4.11. Discussion and Conclusions

The performance of 14 ultimate capacity interpretation criteria, in common use, was evaluated using a database of 74 load settlement tests conducted on LDOEPs. The piles ranged in diameter from 30 to 118 inches. None of the criteria exhibit a strong correlation with diameter, pile length, or soil type. However, only six of 14 methods could be applied to over 50% of the tests. As a practical matter, these are the only methods that can be specified with confidence. The six methods are (1) Standard Davisson, (2) Modified Davisson, (3) 5% Diameter, (4) New York City Building Code, (5) Maximum Curvature, and (6) Debeer. The conclusions drawn for these six are presented below:

  1. Standard Davisson deserves its long standing popularity. It exhibited a small length effect and no correlation with diameter.

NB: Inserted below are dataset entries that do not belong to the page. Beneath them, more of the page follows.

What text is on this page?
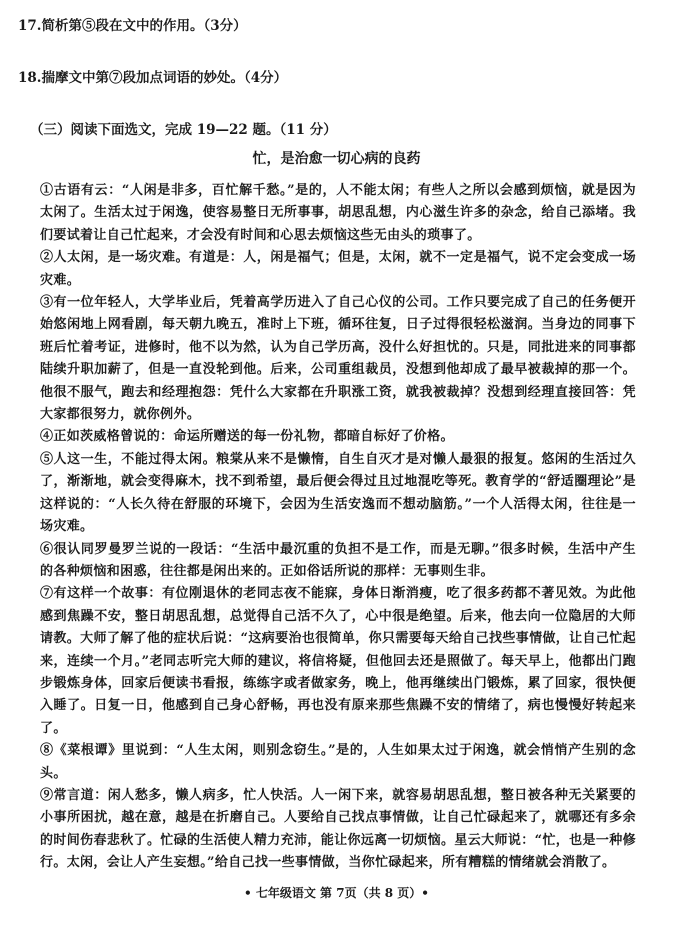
17.简析第⑤段在文中的作用。（3分）
18.揣摩文中第⑦段加点词语的妙处。（4分）
（三）阅读下面选文，完成 19—22 题。（11 分）
忙，是治愈一切心病的良药

①古语有云：“人闲是非多，百忙解千愁。”是的，人不能太闲；有些人之所以会感到烦恼，就是因为太闲了。生活太过于闲逸，使容易整日无所事事，胡思乱想，内心滋生许多的杂念，给自己添堵。我们要试着让自己忙起来，才会没有时间和心思去烦恼这些无由头的琐事了。

②人太闲，是一场灾难。有道是：人，闲是福气；但是，太闲，就不一定是福气，说不定会变成一场灾难。

③有一位年轻人，大学毕业后，凭着高学历进入了自己心仪的公司。工作只要完成了自己的任务便开始悠闲地上网看剧，每天朝九晚五，准时上下班，循环往复，日子过得很轻松滋润。当身边的同事下班后忙着考证，进修时，他不以为然，认为自己学历高，没什么好担忧的。只是，同批进来的同事都陆续升职加薪了，但是一直没轮到他。后来，公司重组裁员，没想到他却成了最早被裁掉的那一个。他很不服气，跑去和经理抱怨：凭什么大家都在升职涨工资，就我被裁掉？没想到经理直接回答：凭大家都很努力，就你例外。

④正如茨威格曾说的：命运所赠送的每一份礼物，都暗自标好了价格。

⑤人这一生，不能过得太闲。粮棠从来不是懒惰，自生自灭才是对懒人最狠的报复。悠闲的生活过久了，渐渐地，就会变得麻木，找不到希望，最后便会得过且过地混吃等死。教育学的“舒适圈理论”是这样说的：“人长久待在舒服的环境下，会因为生活安逸而不想动脑筋。”一个人活得太闲，往往是一场灾难。

⑥很认同罗曼罗兰说的一段话：“生活中最沉重的负担不是工作，而是无聊。”很多时候，生活中产生的各种烦恼和困惑，往往都是闲出来的。正如俗话所说的那样：无事则生非。

⑦有这样一个故事：有位刚退休的老同志夜不能寐，身体日渐消瘦，吃了很多药都不著见效。为此他感到焦躁不安，整日胡思乱想，总觉得自己活不久了，心中很是绝望。后来，他去向一位隐居的大师请教。大师了解了他的症状后说：“这病要治也很简单，你只需要每天给自己找些事情做，让自己忙起来，连续一个月。”老同志听完大师的建议，将信将疑，但他回去还是照做了。每天早上，他都出门跑步锻炼身体，回家后便读书看报，练练字或者做家务，晚上，他再继续出门锻炼，累了回家，很快便入睡了。日复一日，他感到自己身心舒畅，再也没有原来那些焦躁不安的情绪了，病也慢慢好转起来了。

⑧《菜根谭》里说到：“人生太闲，则别念窃生。”是的，人生如果太过于闲逸，就会悄悄产生别的念头。

⑨常言道：闲人愁多，懒人病多，忙人快活。人一闲下来，就容易胡思乱想，整日被各种无关紧要的小事所困扰，越在意，越是在折磨自己。人要给自己找点事情做，让自己忙碌起来了，就哪还有多余的时间伤春悲秋了。忙碌的生活使人精力充沛，能让你远离一切烦恼。星云大师说：“忙，也是一种修行。太闲，会让人产生妄想。”给自己找一些事情做，当你忙碌起来，所有糟糕的情绪就会消散了。

• 七年级语文 第 7页（共 8 页）•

The method performs with less scatter in clays in comparison to sands.

  2. Modified Davisson appears to be resulting in an ultimate capacity that is above the average of all criteria, in comparison to other criteria. The distance from the average increases with pile diameter, but does not appear to be influenced by pile length. The scatter in \(Q_m/Q_{avg}\) increases with the increase of percentage of capacity from sands in the profile.

  3. 5% Diameter appears inferior to both standards and modified Davisson criteria. The method produces interpreted capacities that is above the average of all criteria with diameter, lower than the average of all criteria with pile length, and exhibits significant scatter.

  4. New York City Building Code performs somewhat similar to the two Davisson methods. It has a lower standard deviation than either method, suggesting that it is more precise.

  5. Maximum Curvature is applicable to many cases. However, it suffers from several defects. First, the identification of the point of maximum curvature is typically subjective because (1) load test data is rarely recorded at equally spaced intervals, and (2) the recorded measurements are typically noisy. These defects make the approach unsuitable for specifications.

  6. Debeer is applicable to many cases. However, it suffers from the same defects like the Maximum Curvature method, and is therefore somewhat subjective. So it is not suited for routine work or specifications.

In summary, none of the criteria excelled in consistently identifying the ultimate load, in comparison to the rest. Is it perhaps time for a new criterion? At this time, the authors believe that the traditional Standard Davisson offset limit followed by the New York City building code (NYCBC) are the best available methods for LDOEPs. Although neither criterion was developed for large diameter piles, these two methods have the highest accuracy (\(Q_m/Q_{avg}\) = 1.014 and 1.022, for Davisson and NYCBC, respectively). They also exhibit the lowest, and third lowest standard deviations among the six criteria applicable to the majority of load tests of 0.074 and 0.067 for Davisson, and NYCBC, respectively, thus suggesting that they are also more precise. In comparison, the modified Davisson which was intended for large diameter piles has \(Q_m/Q_{avg}\) = 1.062, with a standard deviation of 0.073. So its continued specification for LDOEPs, while not unreasonable, requires further research especially that it requires a larger settlement to develop the capacity that may not be optimal from a serviceability standpoint.